PRINCETON: Girls hoops climbing high

Nakash, Little Tigers have more confidence on court

By Justin Feil, Assistant Sports Editor
   Talya Nakash spent the summer in Peru, where she climbed Machu Picchu.
   She’s spending her winter helping the Princeton High School girls basketball team climb the mountain of respect. PHS improved to 6-2 in the Colonial Valley Conference as they pulled away from Robbinsville for a 41-22 win Friday at home.
   ”This year, we got a lot of confidence when we started off with two wins and we’ve been doing well in the CVC and we’re doing really well at home,” said Nakash, a junior captain who scored two points in the win. “We’re undefeated here. I think especially on our home court, we come out with so much confidence. We expect to win it.”
   It wasn’t so long ago that a slow start and 10-8 first-quarter deficit that PHS faced against Robbinsville could have snowballed into a loss. The mindset is different now.

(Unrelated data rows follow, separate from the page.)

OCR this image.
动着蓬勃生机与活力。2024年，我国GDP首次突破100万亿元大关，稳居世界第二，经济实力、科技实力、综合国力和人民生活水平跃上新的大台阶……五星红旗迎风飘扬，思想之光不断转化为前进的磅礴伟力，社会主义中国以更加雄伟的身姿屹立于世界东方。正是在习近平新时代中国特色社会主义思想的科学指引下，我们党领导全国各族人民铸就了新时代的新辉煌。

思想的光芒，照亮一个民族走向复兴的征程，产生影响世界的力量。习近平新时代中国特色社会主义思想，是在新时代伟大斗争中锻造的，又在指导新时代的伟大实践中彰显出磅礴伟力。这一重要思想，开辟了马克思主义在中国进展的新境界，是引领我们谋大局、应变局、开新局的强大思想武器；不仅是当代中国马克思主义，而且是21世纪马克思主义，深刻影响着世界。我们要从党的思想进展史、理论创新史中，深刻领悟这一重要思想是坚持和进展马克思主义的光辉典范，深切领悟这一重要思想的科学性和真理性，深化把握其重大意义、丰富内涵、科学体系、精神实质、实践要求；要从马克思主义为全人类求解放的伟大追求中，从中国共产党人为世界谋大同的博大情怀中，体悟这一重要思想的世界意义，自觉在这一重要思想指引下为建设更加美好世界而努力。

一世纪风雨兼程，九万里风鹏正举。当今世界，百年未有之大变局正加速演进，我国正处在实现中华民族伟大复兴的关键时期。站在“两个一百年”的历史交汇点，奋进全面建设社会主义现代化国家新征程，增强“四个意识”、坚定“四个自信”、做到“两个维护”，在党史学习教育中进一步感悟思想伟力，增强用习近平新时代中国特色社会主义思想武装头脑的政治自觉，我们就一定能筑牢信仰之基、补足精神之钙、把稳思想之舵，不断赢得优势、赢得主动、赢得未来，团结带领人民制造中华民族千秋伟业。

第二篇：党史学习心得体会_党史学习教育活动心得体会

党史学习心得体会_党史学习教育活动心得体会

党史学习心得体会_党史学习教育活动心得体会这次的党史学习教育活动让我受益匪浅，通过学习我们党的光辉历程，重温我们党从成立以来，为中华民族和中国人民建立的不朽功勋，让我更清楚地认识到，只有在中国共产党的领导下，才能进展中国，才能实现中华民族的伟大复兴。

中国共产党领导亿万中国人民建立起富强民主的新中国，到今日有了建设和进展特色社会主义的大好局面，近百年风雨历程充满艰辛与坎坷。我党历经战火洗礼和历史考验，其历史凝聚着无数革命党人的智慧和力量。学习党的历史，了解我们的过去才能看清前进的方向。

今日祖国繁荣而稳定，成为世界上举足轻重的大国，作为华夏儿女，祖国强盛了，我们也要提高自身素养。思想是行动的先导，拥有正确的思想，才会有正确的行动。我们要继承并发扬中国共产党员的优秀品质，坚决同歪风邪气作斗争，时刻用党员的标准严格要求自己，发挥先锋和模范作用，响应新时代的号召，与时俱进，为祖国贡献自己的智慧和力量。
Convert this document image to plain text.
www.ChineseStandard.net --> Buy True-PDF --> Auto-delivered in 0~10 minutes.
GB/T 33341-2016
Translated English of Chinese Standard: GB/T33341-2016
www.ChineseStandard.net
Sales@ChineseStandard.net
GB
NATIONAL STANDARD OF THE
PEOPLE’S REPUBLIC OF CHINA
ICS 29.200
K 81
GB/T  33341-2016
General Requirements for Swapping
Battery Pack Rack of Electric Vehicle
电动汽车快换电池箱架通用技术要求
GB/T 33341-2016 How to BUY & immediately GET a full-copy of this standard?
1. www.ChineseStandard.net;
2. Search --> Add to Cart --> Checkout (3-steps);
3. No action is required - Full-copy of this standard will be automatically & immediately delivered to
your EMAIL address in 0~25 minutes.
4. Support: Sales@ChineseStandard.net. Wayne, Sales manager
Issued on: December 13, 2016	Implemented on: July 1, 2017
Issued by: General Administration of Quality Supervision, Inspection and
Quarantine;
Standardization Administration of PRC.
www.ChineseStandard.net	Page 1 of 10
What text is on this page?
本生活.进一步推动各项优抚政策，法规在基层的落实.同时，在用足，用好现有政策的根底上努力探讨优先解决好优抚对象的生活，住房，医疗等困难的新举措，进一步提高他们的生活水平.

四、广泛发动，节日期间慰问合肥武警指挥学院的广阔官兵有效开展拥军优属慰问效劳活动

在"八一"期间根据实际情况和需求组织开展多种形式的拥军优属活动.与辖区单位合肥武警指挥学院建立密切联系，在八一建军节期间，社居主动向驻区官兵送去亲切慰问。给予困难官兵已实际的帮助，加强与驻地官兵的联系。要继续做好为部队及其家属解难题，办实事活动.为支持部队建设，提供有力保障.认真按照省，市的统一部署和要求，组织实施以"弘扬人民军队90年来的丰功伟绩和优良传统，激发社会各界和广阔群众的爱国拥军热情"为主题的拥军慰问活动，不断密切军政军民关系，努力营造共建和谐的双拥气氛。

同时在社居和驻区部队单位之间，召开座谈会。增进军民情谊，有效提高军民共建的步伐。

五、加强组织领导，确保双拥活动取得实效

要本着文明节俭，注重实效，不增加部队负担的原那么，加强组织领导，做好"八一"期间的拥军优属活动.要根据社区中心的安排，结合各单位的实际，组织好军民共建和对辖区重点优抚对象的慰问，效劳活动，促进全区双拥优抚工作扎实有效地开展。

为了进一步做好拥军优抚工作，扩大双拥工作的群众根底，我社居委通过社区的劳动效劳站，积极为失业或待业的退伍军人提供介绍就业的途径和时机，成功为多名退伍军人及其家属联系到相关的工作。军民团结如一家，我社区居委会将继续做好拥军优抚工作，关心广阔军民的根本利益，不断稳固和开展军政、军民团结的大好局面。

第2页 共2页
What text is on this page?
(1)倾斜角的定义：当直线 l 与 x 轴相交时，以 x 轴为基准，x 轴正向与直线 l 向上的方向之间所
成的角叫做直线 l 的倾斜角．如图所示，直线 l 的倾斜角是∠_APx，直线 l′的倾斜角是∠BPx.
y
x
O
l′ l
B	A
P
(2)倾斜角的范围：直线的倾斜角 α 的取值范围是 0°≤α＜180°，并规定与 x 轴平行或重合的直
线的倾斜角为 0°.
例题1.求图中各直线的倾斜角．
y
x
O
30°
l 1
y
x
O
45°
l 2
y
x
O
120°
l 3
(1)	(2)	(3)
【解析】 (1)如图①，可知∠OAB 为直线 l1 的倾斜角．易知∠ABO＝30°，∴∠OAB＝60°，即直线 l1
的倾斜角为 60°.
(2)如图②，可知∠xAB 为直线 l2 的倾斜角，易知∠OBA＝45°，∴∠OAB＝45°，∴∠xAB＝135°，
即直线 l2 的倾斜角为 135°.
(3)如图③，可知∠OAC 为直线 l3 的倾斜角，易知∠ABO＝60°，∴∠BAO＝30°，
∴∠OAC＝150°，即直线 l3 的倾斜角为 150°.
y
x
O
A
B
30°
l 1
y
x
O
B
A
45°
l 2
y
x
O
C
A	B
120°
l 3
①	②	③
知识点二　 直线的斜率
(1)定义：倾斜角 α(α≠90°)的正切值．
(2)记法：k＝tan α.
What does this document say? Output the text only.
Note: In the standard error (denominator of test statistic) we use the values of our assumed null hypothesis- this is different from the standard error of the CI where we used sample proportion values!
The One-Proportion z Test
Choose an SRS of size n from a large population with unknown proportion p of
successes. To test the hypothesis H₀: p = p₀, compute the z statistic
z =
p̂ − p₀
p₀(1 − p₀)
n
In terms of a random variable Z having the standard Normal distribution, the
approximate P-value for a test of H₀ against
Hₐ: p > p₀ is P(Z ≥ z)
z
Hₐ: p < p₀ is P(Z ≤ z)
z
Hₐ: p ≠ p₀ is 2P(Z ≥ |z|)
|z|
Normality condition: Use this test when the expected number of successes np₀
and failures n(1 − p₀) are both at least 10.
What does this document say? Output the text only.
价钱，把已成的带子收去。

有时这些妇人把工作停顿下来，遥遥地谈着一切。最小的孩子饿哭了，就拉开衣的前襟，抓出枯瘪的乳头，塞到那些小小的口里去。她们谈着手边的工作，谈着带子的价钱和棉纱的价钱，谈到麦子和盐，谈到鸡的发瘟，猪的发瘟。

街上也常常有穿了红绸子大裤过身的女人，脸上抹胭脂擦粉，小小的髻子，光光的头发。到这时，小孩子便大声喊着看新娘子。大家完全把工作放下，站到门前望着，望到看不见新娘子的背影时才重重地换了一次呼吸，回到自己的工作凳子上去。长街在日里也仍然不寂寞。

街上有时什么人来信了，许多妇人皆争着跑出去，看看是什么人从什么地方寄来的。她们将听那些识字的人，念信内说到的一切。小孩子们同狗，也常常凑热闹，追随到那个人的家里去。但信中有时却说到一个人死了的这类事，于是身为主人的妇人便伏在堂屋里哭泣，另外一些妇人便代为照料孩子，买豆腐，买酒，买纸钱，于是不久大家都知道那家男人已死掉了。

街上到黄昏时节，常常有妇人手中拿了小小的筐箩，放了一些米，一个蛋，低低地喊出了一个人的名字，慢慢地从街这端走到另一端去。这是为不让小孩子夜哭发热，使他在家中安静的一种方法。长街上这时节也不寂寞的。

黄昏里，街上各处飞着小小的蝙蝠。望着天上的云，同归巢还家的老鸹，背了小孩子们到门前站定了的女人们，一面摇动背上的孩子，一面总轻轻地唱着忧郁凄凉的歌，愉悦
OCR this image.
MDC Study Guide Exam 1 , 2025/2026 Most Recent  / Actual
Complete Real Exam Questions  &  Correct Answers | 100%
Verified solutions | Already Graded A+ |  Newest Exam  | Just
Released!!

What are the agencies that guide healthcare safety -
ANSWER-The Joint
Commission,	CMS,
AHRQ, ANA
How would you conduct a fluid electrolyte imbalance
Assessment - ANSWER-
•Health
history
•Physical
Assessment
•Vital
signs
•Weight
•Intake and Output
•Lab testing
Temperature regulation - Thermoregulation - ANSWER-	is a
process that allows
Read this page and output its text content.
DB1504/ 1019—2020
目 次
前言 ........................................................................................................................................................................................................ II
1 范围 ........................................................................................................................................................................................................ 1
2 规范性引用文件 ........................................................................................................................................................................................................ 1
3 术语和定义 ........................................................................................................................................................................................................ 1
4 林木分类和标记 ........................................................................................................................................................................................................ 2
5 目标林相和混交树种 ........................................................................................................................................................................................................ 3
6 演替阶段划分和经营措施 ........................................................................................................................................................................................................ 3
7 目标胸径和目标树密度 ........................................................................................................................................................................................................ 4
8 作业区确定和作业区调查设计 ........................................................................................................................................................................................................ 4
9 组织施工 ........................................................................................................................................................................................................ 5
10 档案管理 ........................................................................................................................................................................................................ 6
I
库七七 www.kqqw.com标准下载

   ”I feel like last year we’d come into games trying not to lose, not even trying to win,” Nakash said.
   Instead, the Little Tigers responded with a 7-0 second quarter, then expanded their halftime lead with a 14-7 edge in the third quarter to take control against Robbinsville.
   ”We just regrouped and realized we were off to a shaky start,” Nakash said. “I think our second quarter wasn’t so good either. Third quarter, we went into the locker room and said, we need to get this together, we’re playing down to their level, we’re a better team than this. We knew we all had to raise our level of play.”
   Molly Barber led the Little Tigers with 16 points. Tara Thomas added seven points and Julie Berry had six. Madison Cahill scored eight points in the fourth quarter to help the Little Tigers extend their lead despite playing some of their less experienced players.
   ”We were trying to work more on transition,” said PHS head coach Steffanie Shoop. “The girls actually did it. They listened. We worked on it practice. They executed.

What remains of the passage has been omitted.